Greta” é protagonizado por Pedro, um enfermeiro de setenta anos que ajuda sua amiga Daniela e o novo paciente Jean ao acomodar este em sua casa e aquela no leito onde ele estava. Porém, Daniela, uma mulher transexual, não quer ficar em uma ala do hospital onde todos os pacientes são homens. Quanto a Jean, ele foi levado ao local pela polícia, tornando-se fugitivo com a ajuda de Pedro – que também quer algo em troca.

Cartaz de “Greta

Escrito e dirigido por Armando Praça, a obra tem um problema narrativo: ao optar por um roteiro character driven (ao invés de plot driven), a vantagem é aprofundar nas personagens, com o perigo, todavia, de recair em monotonia – o que se concretiza. Pedro, Daniela e Jean são bem aprofundados, além das suas respectivas interações, entretanto a narrativa se torna cansativa e pouco se desenvolve para justificar os menos de cem minutos de duração. Na verdade, ocorre o oposto: há uma sequência de vaivéns que beira o desinteressante.

A grande estrela do longa é o Pedro de Marco Nanini, um protagonista instigante. O ator se despe (literalmente) de quaisquer pudores que pudesse ter, apresentando uma persona bastante humana, em trabalho interpretativo excelente. Pedro escolhe a clandestinidade para viver a sua sexualidade – afinal, gays idosos precisam se ocultar da sociedade, que não permite que eles sejam quem são. Essa é uma primeira crítica do filme, que fica clara não apenas com Pedro, mas também com outra personagem, que ressalta as situações de desespero nas quais pessoas nessa condição se encontram para conseguir sexo. Em termos sociais, não existe sexo na terceira idade – ou, se existe, precisa ser de maneira escondida -, muito menos homoafetividade. São dois tabus que “Greta” escancara.

É nesse contexto que entra Jean (Damick Lopes, razoável), cujo desespero justifica um certo acordo que estabelece com Pedro. Na ótica de Jean, o crime supostamente cometido é justificado pela legítima defesa, enquanto o que o protagonista lhe fornece é uma chance de recomeçar. Em alguns momentos, ele esboça uma carência afetiva, como ao questionar o que Pedro faria sem ele.

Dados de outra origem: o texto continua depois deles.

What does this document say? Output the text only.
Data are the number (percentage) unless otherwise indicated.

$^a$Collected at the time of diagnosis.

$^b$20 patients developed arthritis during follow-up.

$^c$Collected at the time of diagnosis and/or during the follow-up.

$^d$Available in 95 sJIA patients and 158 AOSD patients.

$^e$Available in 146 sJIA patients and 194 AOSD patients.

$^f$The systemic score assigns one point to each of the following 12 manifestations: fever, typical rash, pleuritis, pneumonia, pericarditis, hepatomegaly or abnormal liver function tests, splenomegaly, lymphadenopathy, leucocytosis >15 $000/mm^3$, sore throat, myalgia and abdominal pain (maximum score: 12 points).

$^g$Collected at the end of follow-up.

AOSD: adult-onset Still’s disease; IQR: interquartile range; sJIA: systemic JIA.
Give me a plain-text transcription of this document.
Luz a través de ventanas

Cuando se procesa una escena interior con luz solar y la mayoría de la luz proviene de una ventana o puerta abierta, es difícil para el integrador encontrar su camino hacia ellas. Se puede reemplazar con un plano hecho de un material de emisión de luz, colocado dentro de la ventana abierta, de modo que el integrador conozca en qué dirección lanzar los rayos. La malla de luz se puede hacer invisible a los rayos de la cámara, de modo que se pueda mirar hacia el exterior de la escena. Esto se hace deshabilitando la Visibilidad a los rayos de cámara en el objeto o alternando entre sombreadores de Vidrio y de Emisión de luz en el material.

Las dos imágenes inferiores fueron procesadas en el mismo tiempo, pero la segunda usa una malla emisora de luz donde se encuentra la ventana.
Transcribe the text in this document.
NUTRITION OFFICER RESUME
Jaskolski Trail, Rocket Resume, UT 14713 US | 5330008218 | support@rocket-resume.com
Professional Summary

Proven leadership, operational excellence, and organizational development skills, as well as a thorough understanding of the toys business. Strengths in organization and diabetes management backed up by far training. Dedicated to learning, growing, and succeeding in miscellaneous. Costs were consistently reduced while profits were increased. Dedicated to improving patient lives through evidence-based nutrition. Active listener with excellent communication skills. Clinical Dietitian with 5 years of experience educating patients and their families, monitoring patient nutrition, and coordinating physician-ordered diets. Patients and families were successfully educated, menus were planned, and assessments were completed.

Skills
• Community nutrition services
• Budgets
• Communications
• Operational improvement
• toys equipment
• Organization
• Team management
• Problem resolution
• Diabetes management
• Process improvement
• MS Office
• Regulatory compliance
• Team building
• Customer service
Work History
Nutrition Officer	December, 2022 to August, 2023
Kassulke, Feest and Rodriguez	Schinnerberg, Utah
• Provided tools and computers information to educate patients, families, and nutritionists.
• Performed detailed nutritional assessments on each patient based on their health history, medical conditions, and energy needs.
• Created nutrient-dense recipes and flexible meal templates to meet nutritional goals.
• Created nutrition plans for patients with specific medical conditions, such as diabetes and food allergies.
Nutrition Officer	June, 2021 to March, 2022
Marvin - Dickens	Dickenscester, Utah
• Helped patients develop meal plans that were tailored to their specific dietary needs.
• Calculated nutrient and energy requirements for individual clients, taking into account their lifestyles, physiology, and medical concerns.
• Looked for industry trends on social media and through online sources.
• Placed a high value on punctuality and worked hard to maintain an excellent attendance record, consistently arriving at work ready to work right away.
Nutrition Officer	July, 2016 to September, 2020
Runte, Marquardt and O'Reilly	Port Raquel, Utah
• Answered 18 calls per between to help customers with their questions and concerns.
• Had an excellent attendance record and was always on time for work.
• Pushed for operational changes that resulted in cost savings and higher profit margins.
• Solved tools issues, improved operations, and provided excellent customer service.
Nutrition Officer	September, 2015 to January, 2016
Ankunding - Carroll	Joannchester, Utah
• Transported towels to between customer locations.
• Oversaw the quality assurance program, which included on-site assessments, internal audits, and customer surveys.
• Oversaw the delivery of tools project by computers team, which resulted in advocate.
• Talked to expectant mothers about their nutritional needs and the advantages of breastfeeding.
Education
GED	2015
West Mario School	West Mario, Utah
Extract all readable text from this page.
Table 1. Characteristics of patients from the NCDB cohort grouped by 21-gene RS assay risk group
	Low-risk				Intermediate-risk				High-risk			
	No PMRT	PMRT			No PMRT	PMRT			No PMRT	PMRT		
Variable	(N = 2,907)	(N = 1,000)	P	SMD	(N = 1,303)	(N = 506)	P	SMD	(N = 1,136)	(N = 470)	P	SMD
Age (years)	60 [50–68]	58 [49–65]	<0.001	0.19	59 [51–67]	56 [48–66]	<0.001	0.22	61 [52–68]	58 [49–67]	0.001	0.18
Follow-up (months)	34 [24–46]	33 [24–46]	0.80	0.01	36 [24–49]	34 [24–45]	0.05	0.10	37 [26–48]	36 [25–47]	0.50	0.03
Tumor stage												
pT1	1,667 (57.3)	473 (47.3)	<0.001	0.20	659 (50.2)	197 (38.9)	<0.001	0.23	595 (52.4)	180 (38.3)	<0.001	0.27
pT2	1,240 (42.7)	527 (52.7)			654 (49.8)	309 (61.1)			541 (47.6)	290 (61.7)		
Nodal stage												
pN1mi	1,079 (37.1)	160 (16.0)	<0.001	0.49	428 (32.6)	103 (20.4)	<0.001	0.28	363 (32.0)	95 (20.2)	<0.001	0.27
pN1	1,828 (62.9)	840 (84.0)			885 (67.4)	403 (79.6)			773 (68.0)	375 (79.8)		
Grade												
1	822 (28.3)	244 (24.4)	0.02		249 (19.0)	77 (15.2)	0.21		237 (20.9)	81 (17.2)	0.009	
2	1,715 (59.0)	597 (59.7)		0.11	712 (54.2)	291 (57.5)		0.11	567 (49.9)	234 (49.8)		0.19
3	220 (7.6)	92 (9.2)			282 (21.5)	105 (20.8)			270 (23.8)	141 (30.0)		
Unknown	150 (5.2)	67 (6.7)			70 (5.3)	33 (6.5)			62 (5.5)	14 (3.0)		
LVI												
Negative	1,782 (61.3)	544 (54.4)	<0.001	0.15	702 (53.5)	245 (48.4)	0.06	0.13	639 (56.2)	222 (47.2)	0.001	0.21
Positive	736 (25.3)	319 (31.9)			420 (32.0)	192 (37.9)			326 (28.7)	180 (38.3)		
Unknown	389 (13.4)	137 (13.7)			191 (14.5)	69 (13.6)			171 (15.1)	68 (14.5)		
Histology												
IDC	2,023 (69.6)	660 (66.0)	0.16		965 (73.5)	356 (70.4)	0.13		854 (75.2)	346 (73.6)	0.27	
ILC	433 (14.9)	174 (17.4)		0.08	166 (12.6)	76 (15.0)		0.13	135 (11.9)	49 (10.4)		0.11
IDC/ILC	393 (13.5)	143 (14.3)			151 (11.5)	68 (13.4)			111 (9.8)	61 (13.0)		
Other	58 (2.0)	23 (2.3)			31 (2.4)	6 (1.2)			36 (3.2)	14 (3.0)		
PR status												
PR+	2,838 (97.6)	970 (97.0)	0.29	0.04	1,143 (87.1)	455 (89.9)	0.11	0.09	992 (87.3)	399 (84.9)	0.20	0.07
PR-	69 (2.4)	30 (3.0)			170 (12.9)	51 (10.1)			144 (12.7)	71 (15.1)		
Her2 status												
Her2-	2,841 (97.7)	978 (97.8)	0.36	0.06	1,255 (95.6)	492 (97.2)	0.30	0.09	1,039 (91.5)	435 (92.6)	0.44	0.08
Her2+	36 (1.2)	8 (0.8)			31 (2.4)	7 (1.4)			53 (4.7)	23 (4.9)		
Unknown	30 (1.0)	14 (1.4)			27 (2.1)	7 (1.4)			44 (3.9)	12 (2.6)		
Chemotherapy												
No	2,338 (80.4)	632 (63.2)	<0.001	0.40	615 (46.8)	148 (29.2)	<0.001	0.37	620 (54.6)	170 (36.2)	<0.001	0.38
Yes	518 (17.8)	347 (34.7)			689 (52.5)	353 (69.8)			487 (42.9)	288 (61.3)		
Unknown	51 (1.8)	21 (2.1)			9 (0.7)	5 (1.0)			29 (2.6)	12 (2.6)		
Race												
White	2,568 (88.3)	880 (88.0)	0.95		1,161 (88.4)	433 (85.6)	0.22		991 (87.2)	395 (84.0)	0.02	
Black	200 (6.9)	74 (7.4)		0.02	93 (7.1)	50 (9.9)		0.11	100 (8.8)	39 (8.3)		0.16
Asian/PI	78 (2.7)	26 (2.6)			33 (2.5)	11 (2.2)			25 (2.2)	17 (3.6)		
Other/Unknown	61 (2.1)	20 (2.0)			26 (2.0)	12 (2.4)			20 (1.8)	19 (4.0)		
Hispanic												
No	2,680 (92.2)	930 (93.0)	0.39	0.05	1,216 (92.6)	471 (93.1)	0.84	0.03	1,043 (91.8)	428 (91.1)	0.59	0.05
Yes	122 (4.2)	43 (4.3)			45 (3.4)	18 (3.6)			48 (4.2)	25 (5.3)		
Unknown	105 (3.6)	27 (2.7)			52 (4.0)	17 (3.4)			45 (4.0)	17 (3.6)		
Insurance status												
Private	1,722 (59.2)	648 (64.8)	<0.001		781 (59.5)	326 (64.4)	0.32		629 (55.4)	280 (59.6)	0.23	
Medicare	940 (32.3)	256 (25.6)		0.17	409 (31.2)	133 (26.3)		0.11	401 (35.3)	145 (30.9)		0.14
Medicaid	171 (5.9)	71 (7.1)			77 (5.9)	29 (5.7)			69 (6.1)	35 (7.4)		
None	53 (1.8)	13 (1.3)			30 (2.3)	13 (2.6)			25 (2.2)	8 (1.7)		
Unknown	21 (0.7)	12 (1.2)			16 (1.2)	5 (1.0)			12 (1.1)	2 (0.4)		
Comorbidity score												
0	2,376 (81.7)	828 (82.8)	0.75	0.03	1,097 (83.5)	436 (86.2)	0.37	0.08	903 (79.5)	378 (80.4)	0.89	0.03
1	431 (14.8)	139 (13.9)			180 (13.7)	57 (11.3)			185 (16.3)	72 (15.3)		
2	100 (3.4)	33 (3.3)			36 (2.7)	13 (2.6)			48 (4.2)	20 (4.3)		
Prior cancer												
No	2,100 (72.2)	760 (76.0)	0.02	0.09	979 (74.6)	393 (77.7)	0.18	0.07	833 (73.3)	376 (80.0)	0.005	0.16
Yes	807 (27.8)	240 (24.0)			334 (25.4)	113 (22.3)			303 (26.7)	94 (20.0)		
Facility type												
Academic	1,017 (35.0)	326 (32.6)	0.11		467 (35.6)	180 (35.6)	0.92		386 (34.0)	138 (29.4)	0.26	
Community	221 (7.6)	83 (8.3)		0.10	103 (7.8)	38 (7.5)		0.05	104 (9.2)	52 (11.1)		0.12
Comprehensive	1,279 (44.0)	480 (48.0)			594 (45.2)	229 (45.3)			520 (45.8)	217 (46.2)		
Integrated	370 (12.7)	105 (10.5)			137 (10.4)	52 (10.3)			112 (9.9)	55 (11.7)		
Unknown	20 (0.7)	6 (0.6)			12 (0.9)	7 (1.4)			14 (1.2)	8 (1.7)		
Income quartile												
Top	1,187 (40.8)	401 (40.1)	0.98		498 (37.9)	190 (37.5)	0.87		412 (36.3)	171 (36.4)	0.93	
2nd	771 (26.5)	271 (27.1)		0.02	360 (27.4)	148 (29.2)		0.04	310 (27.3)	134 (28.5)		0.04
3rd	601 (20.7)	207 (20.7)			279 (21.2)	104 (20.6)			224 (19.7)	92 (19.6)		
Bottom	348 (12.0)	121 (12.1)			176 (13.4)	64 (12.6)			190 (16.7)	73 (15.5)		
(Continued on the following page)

Aliás, este também tem essa falta, contudo se utiliza do sexo para suprir a carência afetiva – nem que para isso precise interagir com pacientes do hospital à noite (tudo sempre de forma oculta). Porém, o sexo não exclui a afetuosidade de nenhum deles (seja pelos apelidos carinhosos que Jean dá a Pedro, seja pelo cuidado que o primeiro presta ao segundo). Jean é a fome; Pedro, a vontade de comer.

Ao unir a fome à vontade de comer é que a película se torna repetitiva, pois Jean e Pedro convivem entre tapas e beijos, sem muita evolução no relacionamento. No começo, é interessante acompanhar a abordagem do protagonista, que elimina as barreiras aparentes para flertar com o hóspede. No entanto, a instabilidade do seu sentimento em relação a Jean, ainda que coerente, obsta completamente um desenvolvimento narrativo. Paradoxalmente, é uma coadjuvante que evolui: Daniela (Denise Weinberg, uma atriz cisgênero em papel de transexual) enfrenta graves problemas de saúde sem deixar de lado sua personalidade forte. Mesmo sofrendo, ela não abandona o discurso imperativista e o linguajar chulo. Na primeira parte do filme, a transexualidade é tema (o local onde ela fica no hospital e o trato pronominal por parte das policiais), migrando para a questão da doença.

Marco Nanini usa um penteado similar a um dos que Greta Garbo, sua musa, utilizou. A atriz é utilizada na trama como referência do plot (“Grande Hotel”, mencionado expressamente), mas também – e principalmente – como símbolo do desejo na terceira idade. Entre representações discretas indicando práticas sexuais, talvez, heterodoxas (algemas e a porta da casa do protagonista parecendo a de uma cela), a fotografia de Ivo Lopes Araújo acerta ao utilizar cores dessaturadas e iluminação precária (por vezes, as personagens ficam na penumbra), pois os assuntos abordados representam um tabu deveras espinhoso (a ereção que aparece choca mais o público nacional do que a violência mais sanguinária na franquia “Rambo”, por exemplo). Não é à toa que Armando Praça oferece enquadramentos através de frestas, já que a matéria abordada implica clandestinidade. Tabus existem para serem quebrados – e isso “Greta” faz bem.